SAP Labs Canada is the first business in Canada to receive the ‘Accessibility Certified Gold’ rating under the Rick Hansen Foundation Accessibility Certification (RHFAC) program for their Vancouver office building.
The RHFAC is a LEED-style rating system – the first of its kind in Canada – to bring a national standardized measurement to help owners and tenants consistently evaluate the physical accessibility of their buildings. The rating system determines the accessibility of commercial, institutional, and multi-unit residential buildings. Buildings that reach specific levels are recognized as being ‘Accessibility Certified’ or ‘Accessibility Certified Gold.’
Currently, there is no unified standard for measuring accessibility in the places and spaces where people live, work, learn and play in Canada. Yet one in seven Canadian adults identify as having a disability, and this is expected to grow to as high as one in five by 2036 due in part to the aging Baby Boomer population.

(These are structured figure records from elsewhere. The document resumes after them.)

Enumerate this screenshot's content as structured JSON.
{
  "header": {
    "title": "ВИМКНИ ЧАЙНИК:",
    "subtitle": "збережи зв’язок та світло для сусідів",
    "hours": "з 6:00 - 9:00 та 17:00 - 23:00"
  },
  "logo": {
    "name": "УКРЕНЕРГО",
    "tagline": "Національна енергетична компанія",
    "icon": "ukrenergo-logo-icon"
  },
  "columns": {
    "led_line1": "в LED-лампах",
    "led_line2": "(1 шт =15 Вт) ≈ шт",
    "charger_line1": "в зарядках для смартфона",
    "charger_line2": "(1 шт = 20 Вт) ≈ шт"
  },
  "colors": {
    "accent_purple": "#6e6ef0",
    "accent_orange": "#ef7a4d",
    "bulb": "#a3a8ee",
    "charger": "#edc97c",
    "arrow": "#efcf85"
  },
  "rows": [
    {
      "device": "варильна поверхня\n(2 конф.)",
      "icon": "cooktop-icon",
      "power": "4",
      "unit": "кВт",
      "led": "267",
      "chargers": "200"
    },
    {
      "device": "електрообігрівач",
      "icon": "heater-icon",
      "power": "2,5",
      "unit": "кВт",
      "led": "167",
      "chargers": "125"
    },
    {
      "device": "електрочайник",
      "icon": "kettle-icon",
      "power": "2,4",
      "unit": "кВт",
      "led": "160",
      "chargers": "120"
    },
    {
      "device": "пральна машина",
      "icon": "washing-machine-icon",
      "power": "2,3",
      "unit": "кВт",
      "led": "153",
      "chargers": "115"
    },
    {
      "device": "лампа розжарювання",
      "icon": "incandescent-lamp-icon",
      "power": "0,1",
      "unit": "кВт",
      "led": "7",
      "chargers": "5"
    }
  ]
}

To date, more than 800 buildings across B.C. are registered to be rated and SAP Labs Canada is one of the businesses that integrates accessibility into every aspect of the site’s design. In doing this, SAP has removed barriers and improved accessibility for its 1,400 Vancouver employees. Among the many features that helped the SAP site on Mainland St, Vancouver, earn its gold rating are the following; the use of highly visible wayfinding signage and visual markers, to help people navigate and identify their location within the building; interior corridors that allow two people with mobility disabilities to travel side by side; adjustable furniture and spaces that accommodate people of varying abilities; an accessible fitness area and showers; a refuge area for emergency situations; a wheelchair lift; and elevators with braille.
Speaking at an event to celebrate SAP’s achievement, Rick Hansen, Founder and CEO of the Rick Hansen Foundation said: “I want to congratulate SAP Labs Canada for this incredible achievement, and I hope it inspires others to incorporate best practices and a holistic view of Universal Design within their buildings. The accessibility movement is building momentum. With an aging population, a growing number of people with disabilities and federal accessibility legislation on the way, businesses need to accommodate people of varying abilities. Improving accessibility and supporting people with disabilities is not only a charitable and a human rights issue, but an economic imperative.”